On completion the ship was registered at Liverpool as George Roper, and allocated Official Number 87813 and signal letters HKLR as identifiers.

==Maiden voyage and loss==
The ship left Liverpool for Port Melbourne on its maiden voyage on 11 April 1883, on Gracie, Beazley and Company's "Australasian Line". It was carrying 3,842 tons of cargo, including 1,400 tons of railway track for the Victorian government (valued at £20,000) as well as liquor, chemicals, drapery, and 30 tons of dynamite, for a total value of £50,000. While coming in to Port Melbourne on 4 July, it encountered headwinds at Bass Strait so the steam tug Williams under the command of Pilot Gifford (or possibly Gafford) began to tow the George Roper into port. However, the tug drifted too far west after encountering a sudden heavy fog, and the tug hit the reef at Point Lonsdale. While the Williams was able to free itself, the George Roper also hit the reef, and it became stuck. After discovering the ship was taking on water, the captain John Ward and his 31 crew were transferred to another ship (the Albatross) and brought to safety at Queenscliff.

It was initially believed that the ship could be refloated at high tide, but this proved impossible. The underwriters sold the salvage rights to a Melbourne syndicate, who recovered much of the cargo before selling the remaining salvage to a Geelong syndicate. During the salvage, on 8 July, the tugboat Blackboy also sank after ropes got tangled around its propeller and it hit the reef before navigation could be restored. All crew were rescued without harm. The George Roper finally broke up and sank on 26 August.
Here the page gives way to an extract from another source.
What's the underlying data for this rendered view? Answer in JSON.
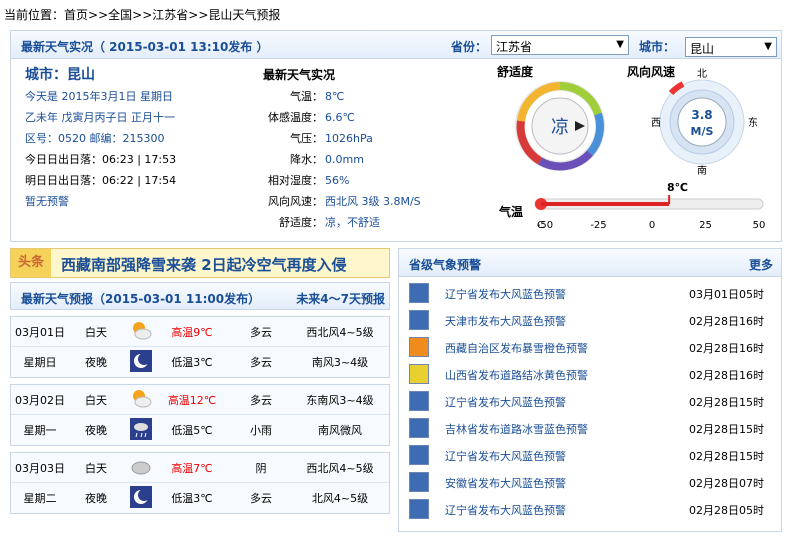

In the investigation of the accident, Pilot Gifford (or Gafford) of the Williams was accused of negligence for not bringing the George Roper back to safer water when the fog came in. His licence was suspended for two years.

==Remaining wreck==
The shipwreck is in 4–5 m of water and is accessible to recreational divers, with parts of it remaining clearly identifiable. Artefacts were recovered from the wreck in the 1970s and 1980s, some of which are held by the government of Victoria.

Despite the ship's short career, a painting of the George Roper was made by Joseph Witham. It is currently in the collections of the (British) National Maritime Museum.